Son las siete menos veinte, son las siete menos veinte desde ayer y es que al reloj de la cocina le faltan pilas. Prefiero que se quede así y no vivir atormentada por el paso del tiempo, por la falta de tiempo, por “la prisa o la vida”. El tiempo discurre diferente para todos y por suerte para todos. No importa para mí, me digo, mientras intento apreciar cada sucesión de acontecimientos varados en mis propias circunstancias y predisposiciones. Si más no, ahora escribo en mi tiempo libre. El tiempo fragmentado se convierte en caducidad y se pierde y yo pretendo comunicar mis lapsos en variados traspiés verbales. No consigo encontrar las palabras a veces pero nunca el tiempo para dilucidarlas. Siguen siendo las siete menos veinte.
...
La lucha a contratiempo y contra el tiempo nunca ha sido mi fuerte. La verdad, el fenómeno del reloj de la cocina ha resultado todo un desahogo. Vivir en un lugar donde el tiempo escrito en números no transcurre, es un regalo para la apreciación del concepto de ritmo de vida. Ayer trasladé mi colchón y mi mesita de noche entre la lavadora y la tostadora. Mi casa se ha reducido casi a los cuatro metros cuadrados de superficie culinaria.

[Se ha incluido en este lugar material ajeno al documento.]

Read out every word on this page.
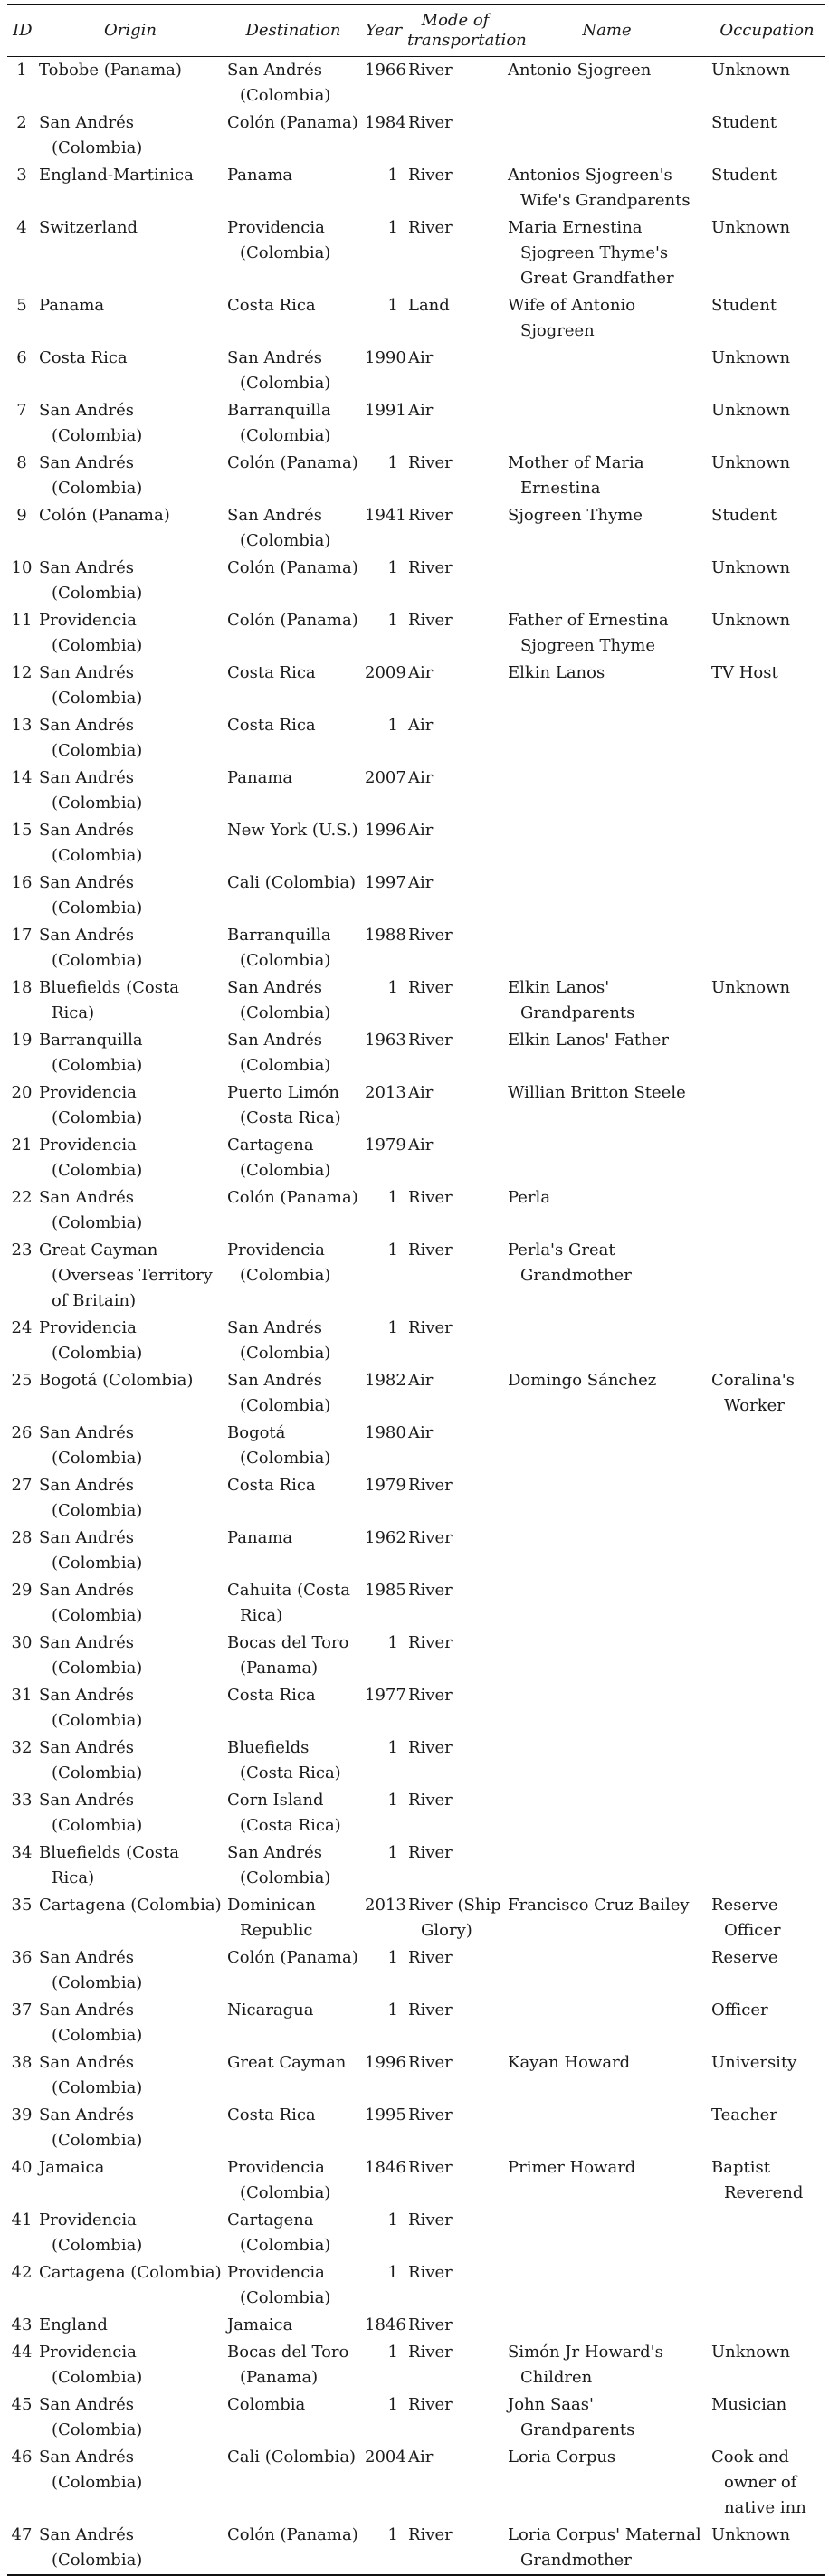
ID	Origin	Destination	Year	Mode of transportation	Name	Occupation

1	Tobobe (Panama)	San Andrés (Colombia)	1966	River	Antonio Sjogreen	Unknown

2	San Andrés (Colombia)	Colón (Panama)	1984	River		Student

3	England-Martinica	Panama	1	River	Antonios Sjogreen's Wife's Grandparents	Student

4	Switzerland	Providencia (Colombia)	1	River	Maria Ernestina Sjogreen Thyme's Great Grandfather	Unknown

5	Panama	Costa Rica	1	Land	Wife of Antonio Sjogreen	Student

6	Costa Rica	San Andrés (Colombia)	1990	Air		Unknown

7	San Andrés (Colombia)	Barranquilla (Colombia)	1991	Air		Unknown

8	San Andrés (Colombia)	Colón (Panama)	1	River	Mother of Maria Ernestina	Unknown

9	Colón (Panama)	San Andrés (Colombia)	1941	River	Sjogreen Thyme	Student

10	San Andrés (Colombia)	Colón (Panama)	1	River		Unknown

11	Providencia (Colombia)	Colón (Panama)	1	River	Father of Ernestina Sjogreen Thyme	Unknown

12	San Andrés (Colombia)	Costa Rica	2009	Air	Elkin Lanos	TV Host

13	San Andrés (Colombia)	Costa Rica	1	Air		

14	San Andrés (Colombia)	Panama	2007	Air		

15	San Andrés (Colombia)	New York (U.S.)	1996	Air		

16	San Andrés (Colombia)	Cali (Colombia)	1997	Air		

17	San Andrés (Colombia)	Barranquilla (Colombia)	1988	River		

18	Bluefields (Costa Rica)	San Andrés (Colombia)	1	River	Elkin Lanos' Grandparents	Unknown

19	Barranquilla (Colombia)	San Andrés (Colombia)	1963	River	Elkin Lanos' Father	

20	Providencia (Colombia)	Puerto Limón (Costa Rica)	2013	Air	Willian Britton Steele	

21	Providencia (Colombia)	Cartagena (Colombia)	1979	Air		

22	San Andrés (Colombia)	Colón (Panama)	1	River	Perla	

23	Great Cayman (Overseas Territory of Britain)	Providencia (Colombia)	1	River	Perla's Great Grandmother	

24	Providencia (Colombia)	San Andrés (Colombia)	1	River		

25	Bogotá (Colombia)	San Andrés (Colombia)	1982	Air	Domingo Sánchez	Coralina's Worker

26	San Andrés (Colombia)	Bogotá (Colombia)	1980	Air		

27	San Andrés (Colombia)	Costa Rica	1979	River		

28	San Andrés (Colombia)	Panama	1962	River		

29	San Andrés (Colombia)	Cahuita (Costa Rica)	1985	River		

30	San Andrés (Colombia)	Bocas del Toro (Panama)	1	River		

31	San Andrés (Colombia)	Costa Rica	1977	River		

32	San Andrés (Colombia)	Bluefields (Costa Rica)	1	River		

33	San Andrés (Colombia)	Corn Island (Costa Rica)	1	River		

34	Bluefields (Costa Rica)	San Andrés (Colombia)	1	River		

35	Cartagena (Colombia)	Dominican Republic	2013	River (Ship Glory)	Francisco Cruz Bailey	Reserve Officer

36	San Andrés (Colombia)	Colón (Panama)	1	River		Reserve

37	San Andrés (Colombia)	Nicaragua	1	River		Officer

38	San Andrés (Colombia)	Great Cayman	1996	River	Kayan Howard	University

39	San Andrés (Colombia)	Costa Rica	1995	River		Teacher

40	Jamaica	Providencia (Colombia)	1846	River	Primer Howard	Baptist Reverend

41	Providencia (Colombia)	Cartagena (Colombia)	1	River		

42	Cartagena (Colombia)	Providencia (Colombia)	1	River		

43	England	Jamaica	1846	River		

44	Providencia (Colombia)	Bocas del Toro (Panama)	1	River	Simón Jr Howard's Children	Unknown

45	San Andrés (Colombia)	Colombia	1	River	John Saas' Grandparents	Musician

46	San Andrés (Colombia)	Cali (Colombia)	2004	Air	Loria Corpus	Cook and owner of native inn

47	San Andrés (Colombia)	Colón (Panama)	1	River	Loria Corpus' Maternal Grandmother	Unknown
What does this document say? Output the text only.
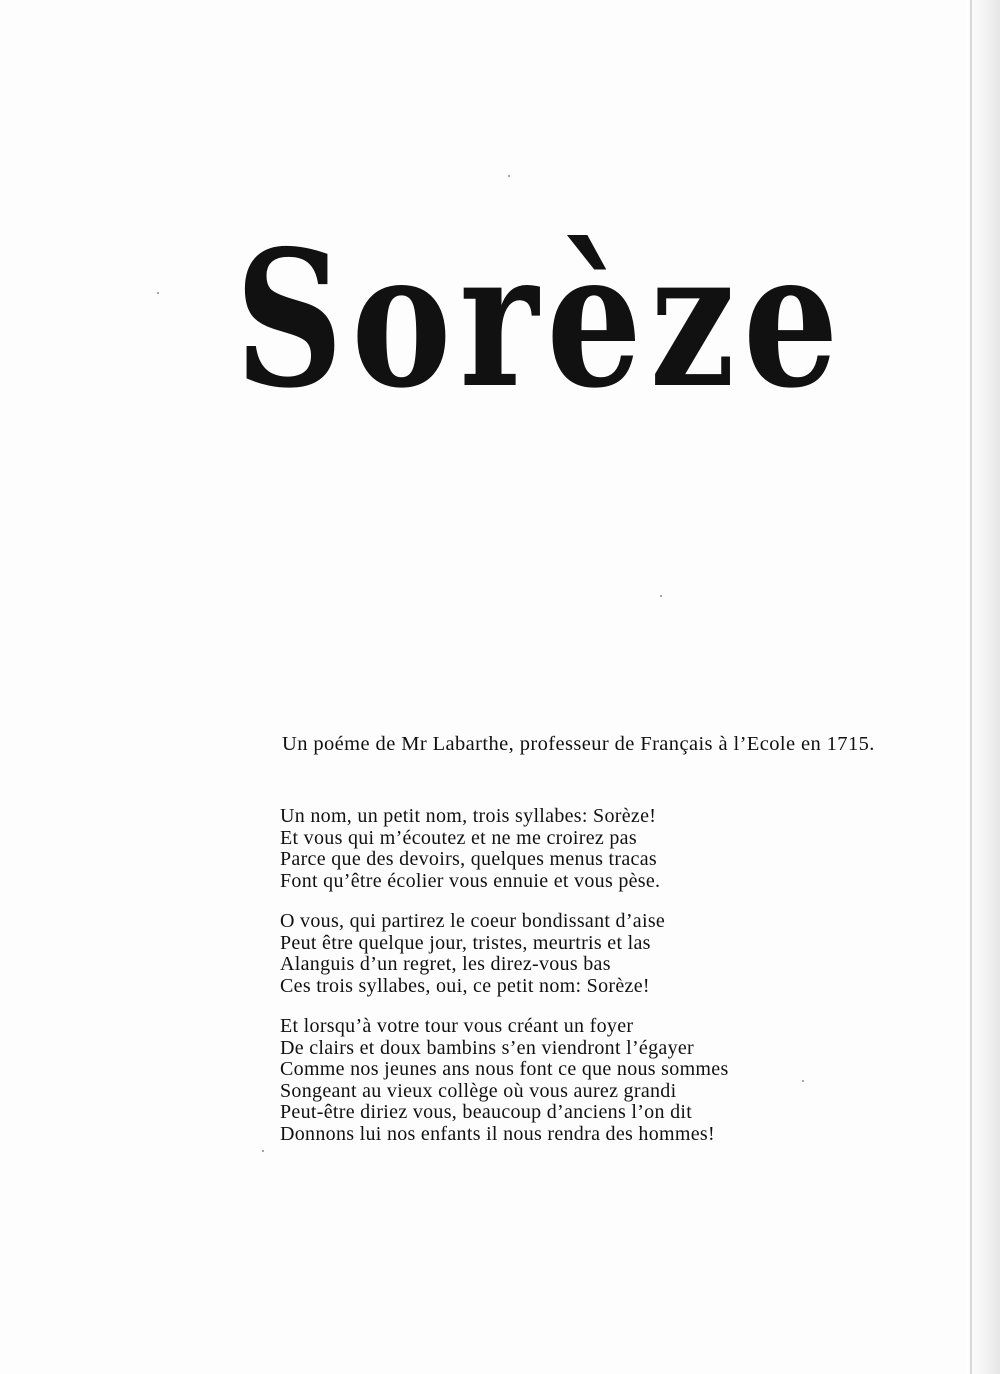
Sorèze

Un poéme de Mr Labarthe, professeur de Français à l’Ecole en 1715.

Un nom, un petit nom, trois syllabes: Sorèze!
Et vous qui m’écoutez et ne me croirez pas
Parce que des devoirs, quelques menus tracas
Font qu’être écolier vous ennuie et vous pèse.
O vous, qui partirez le coeur bondissant d’aise
Peut être quelque jour, tristes, meurtris et las
Alanguis d’un regret, les direz-vous bas
Ces trois syllabes, oui, ce petit nom: Sorèze!
Et lorsqu’à votre tour vous créant un foyer
De clairs et doux bambins s’en viendront l’égayer
Comme nos jeunes ans nous font ce que nous sommes
Songeant au vieux collège où vous aurez grandi
Peut-être diriez vous, beaucoup d’anciens l’on dit
Donnons lui nos enfants il nous rendra des hommes!
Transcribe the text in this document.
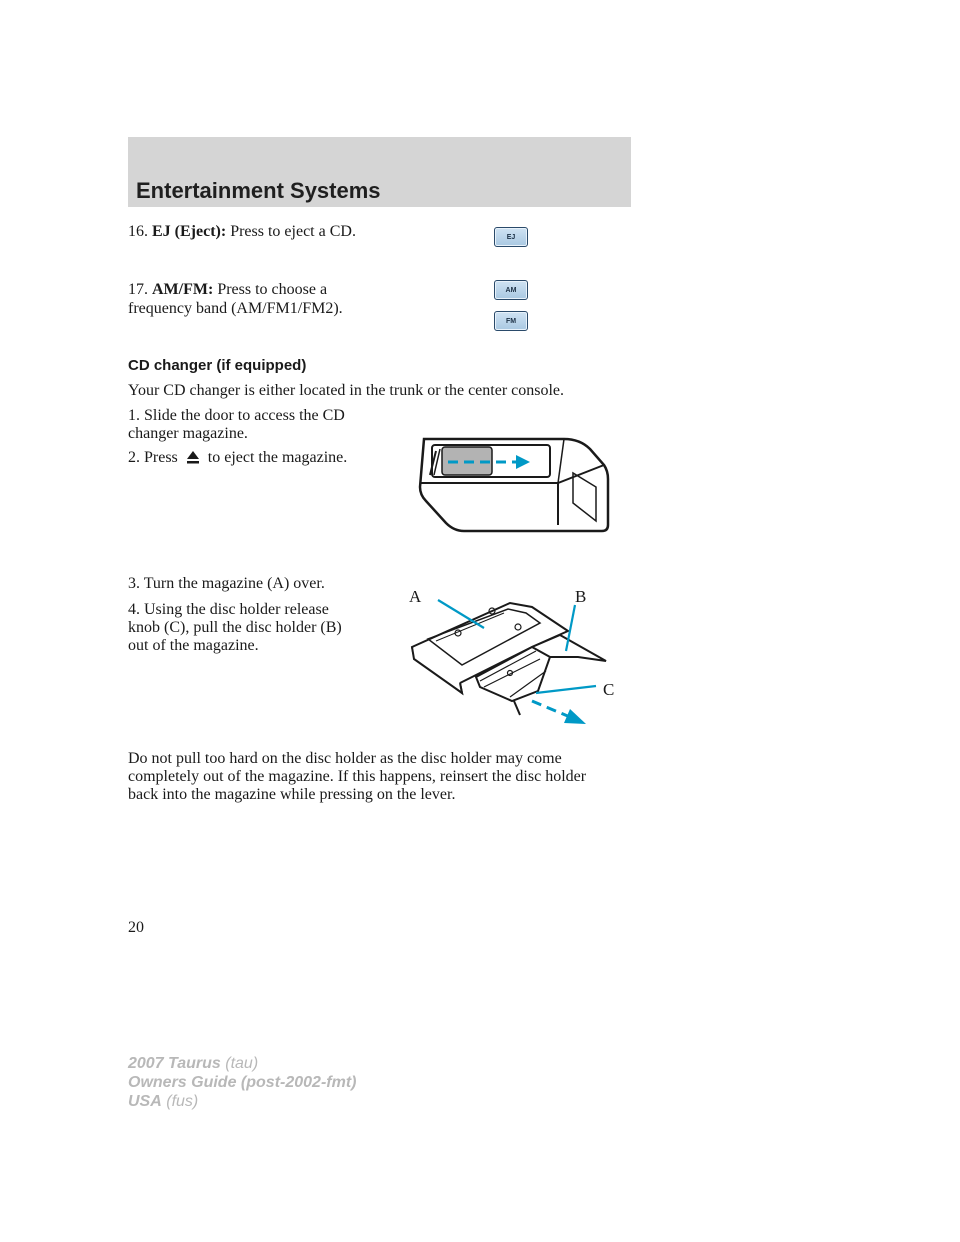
Entertainment Systems
16. EJ (Eject): Press to eject a CD.	EJ
17. AM/FM: Press to choose a
frequency band (AM/FM1/FM2).
AM
FM
CD changer (if equipped)
Your CD changer is either located in the trunk or the center console.
1. Slide the door to access the CD
changer magazine.
2. Press to eject the magazine.
3. Turn the magazine (A) over.
4. Using the disc holder release
knob (C), pull the disc holder (B)
out of the magazine.
A	B
C
Do not pull too hard on the disc holder as the disc holder may come
completely out of the magazine. If this happens, reinsert the disc holder
back into the magazine while pressing on the lever.
20
2007 Taurus (tau)
Owners Guide (post-2002-fmt)
USA (fus)
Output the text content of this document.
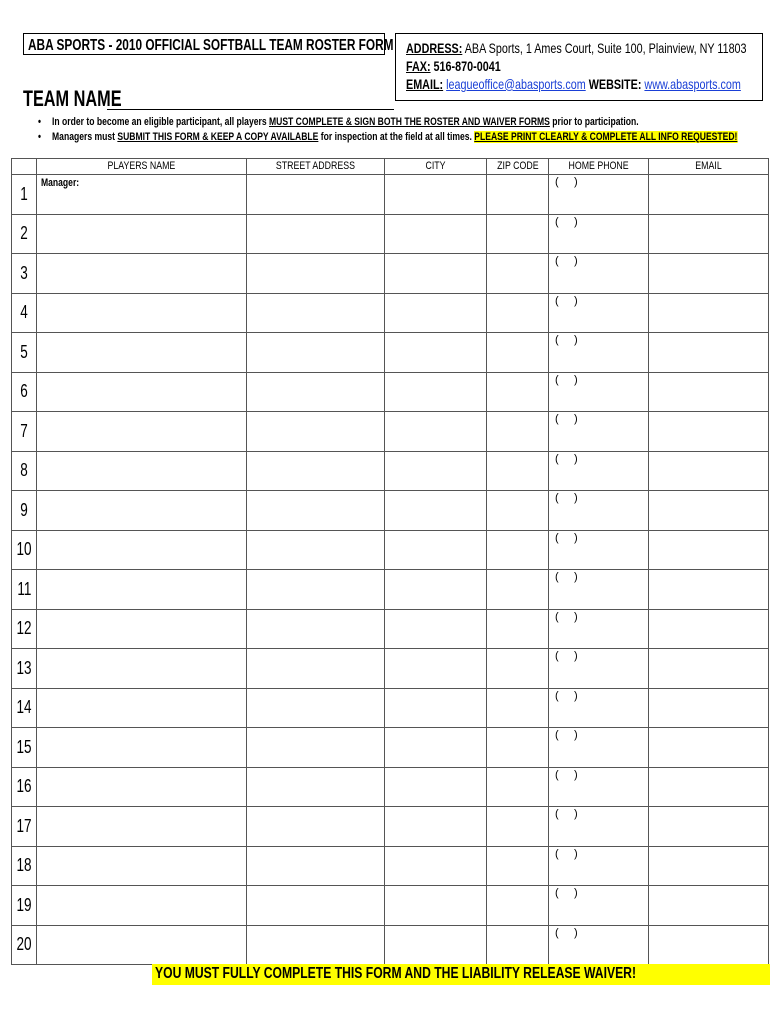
ABA SPORTS - 2010 OFFICIAL SOFTBALL TEAM ROSTER FORM ADDRESS: ABA Sports, 1 Ames Court, Suite 100, Plainview, NY 11803
FAX: 516-870-0041
EMAIL: leagueoffice@abasports.com WEBSITE: www.abasports.com
TEAM NAME
• In order to become an eligible participant, all players MUST COMPLETE & SIGN BOTH THE ROSTER AND WAIVER FORMS prior to participation.
• Managers must SUBMIT THIS FORM & KEEP A COPY AVAILABLE for inspection at the field at all times. PLEASE PRINT CLEARLY & COMPLETE ALL INFO REQUESTED!
	PLAYERS NAME	STREET ADDRESS	CITY	ZIP CODE	HOME PHONE	EMAIL
1	Manager:				(     )	
2					(     )	
3					(     )	
4					(     )	
5					(     )	
6					(     )	
7					(     )	
8					(     )	
9					(     )	
10					(     )	
11					(     )	
12					(     )	
13					(     )	
14					(     )	
15					(     )	
16					(     )	
17					(     )	
18					(     )	
19					(     )	
20					(     )	
YOU MUST FULLY COMPLETE THIS FORM AND THE LIABILITY RELEASE WAIVER!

Mi compañera de piso cree que me he vuelto loca, pero yo sé que en el fondo me comprende. Lo que sucede es que ya no queda lugar para su colchón, sino, también lo haría. Estoy segura.
En fin, de momento me he vuelto (inter)dependiente de este microcosmos en el que los segundos pueden ser horas y viceversa. Cuestión de elección. Entre tanto, sigo eligiendo tranquilidad temporal y relojes de cocina sin baterías.